Mr Maley, who is also the Corrections Minister, defended the proposed Correctional Services Legislative Amendment Bill 2025 at a press conference in the Alice Springs Correctional Centre on Friday.
The new bill will allow Corrections Commissioner Matthew Varley to appoint subcontracted corrections personnel – a move which has drawn the ire of the United Workers Union.
Mr Maley said corrections officers had put in a 168,000 hours of overtime in 2024, costing the government $11 million.
“That is not a model that we can sustain right across the Northern Territory,” he said.
“What we’re going to do is go out there and explore with contractors what they can provide, because at the moment, we don’t really know what the cost is going to be, because we need to work out what the scope is going to be.”
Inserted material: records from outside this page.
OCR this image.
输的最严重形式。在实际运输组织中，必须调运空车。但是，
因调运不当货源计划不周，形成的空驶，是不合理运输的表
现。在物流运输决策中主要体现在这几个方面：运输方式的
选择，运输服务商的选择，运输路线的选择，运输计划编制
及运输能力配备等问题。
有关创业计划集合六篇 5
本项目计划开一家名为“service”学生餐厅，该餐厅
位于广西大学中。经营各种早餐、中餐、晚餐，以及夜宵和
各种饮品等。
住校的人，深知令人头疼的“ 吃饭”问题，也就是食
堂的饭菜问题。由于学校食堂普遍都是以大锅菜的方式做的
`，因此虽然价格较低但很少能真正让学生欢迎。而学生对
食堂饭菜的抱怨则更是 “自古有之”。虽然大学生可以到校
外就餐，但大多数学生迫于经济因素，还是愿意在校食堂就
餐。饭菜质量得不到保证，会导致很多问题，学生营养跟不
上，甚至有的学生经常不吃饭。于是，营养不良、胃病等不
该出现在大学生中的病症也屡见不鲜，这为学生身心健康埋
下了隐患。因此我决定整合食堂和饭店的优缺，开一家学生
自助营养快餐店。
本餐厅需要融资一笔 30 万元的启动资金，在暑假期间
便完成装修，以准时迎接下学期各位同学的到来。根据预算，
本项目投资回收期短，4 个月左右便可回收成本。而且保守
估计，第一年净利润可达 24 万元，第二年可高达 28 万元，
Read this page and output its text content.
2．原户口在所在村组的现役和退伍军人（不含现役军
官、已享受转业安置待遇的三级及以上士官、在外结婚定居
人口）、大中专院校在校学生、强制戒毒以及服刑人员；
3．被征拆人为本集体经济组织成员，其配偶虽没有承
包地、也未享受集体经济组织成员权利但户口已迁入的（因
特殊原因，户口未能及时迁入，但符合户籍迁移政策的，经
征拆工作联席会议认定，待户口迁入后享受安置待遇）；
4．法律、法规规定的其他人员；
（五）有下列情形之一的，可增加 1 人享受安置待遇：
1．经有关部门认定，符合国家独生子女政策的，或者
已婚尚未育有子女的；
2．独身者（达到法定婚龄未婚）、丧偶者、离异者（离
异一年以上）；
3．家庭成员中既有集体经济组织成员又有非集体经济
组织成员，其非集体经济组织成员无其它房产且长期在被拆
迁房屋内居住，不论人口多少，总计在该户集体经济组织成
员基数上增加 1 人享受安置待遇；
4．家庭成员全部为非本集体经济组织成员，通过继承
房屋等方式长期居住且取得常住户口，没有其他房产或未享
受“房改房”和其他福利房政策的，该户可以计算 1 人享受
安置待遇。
Mr Maley gave no indication on how much money the government was willing to spend on the proposed contractors, and said there was no specific contractor in mind.
The contractors will be chosen via a tender process, he said, and they won’t be “some small little contractor” or a “backyard contractor”.
“We’re not about privatising prisons, we’re about increasing the workforce. We know that the prison numbers have gone up substantially over the last five months and the workforce hasn’t kicked up,” he said.
He said there are currently more than 30 additional corrections officers in training.
Mr Maley said the contractors wont have “carte blanche power”, instead being limited “to the duty that the commissioner sees fit”.
Mr Maley was in the Alice Springs prison to see the new O block, set to increase the prisons capacity with an additional 96 beds.
The additional 96 beds were originally meant to be completed by mid-2024, Mr Varley told this masthead in January last year.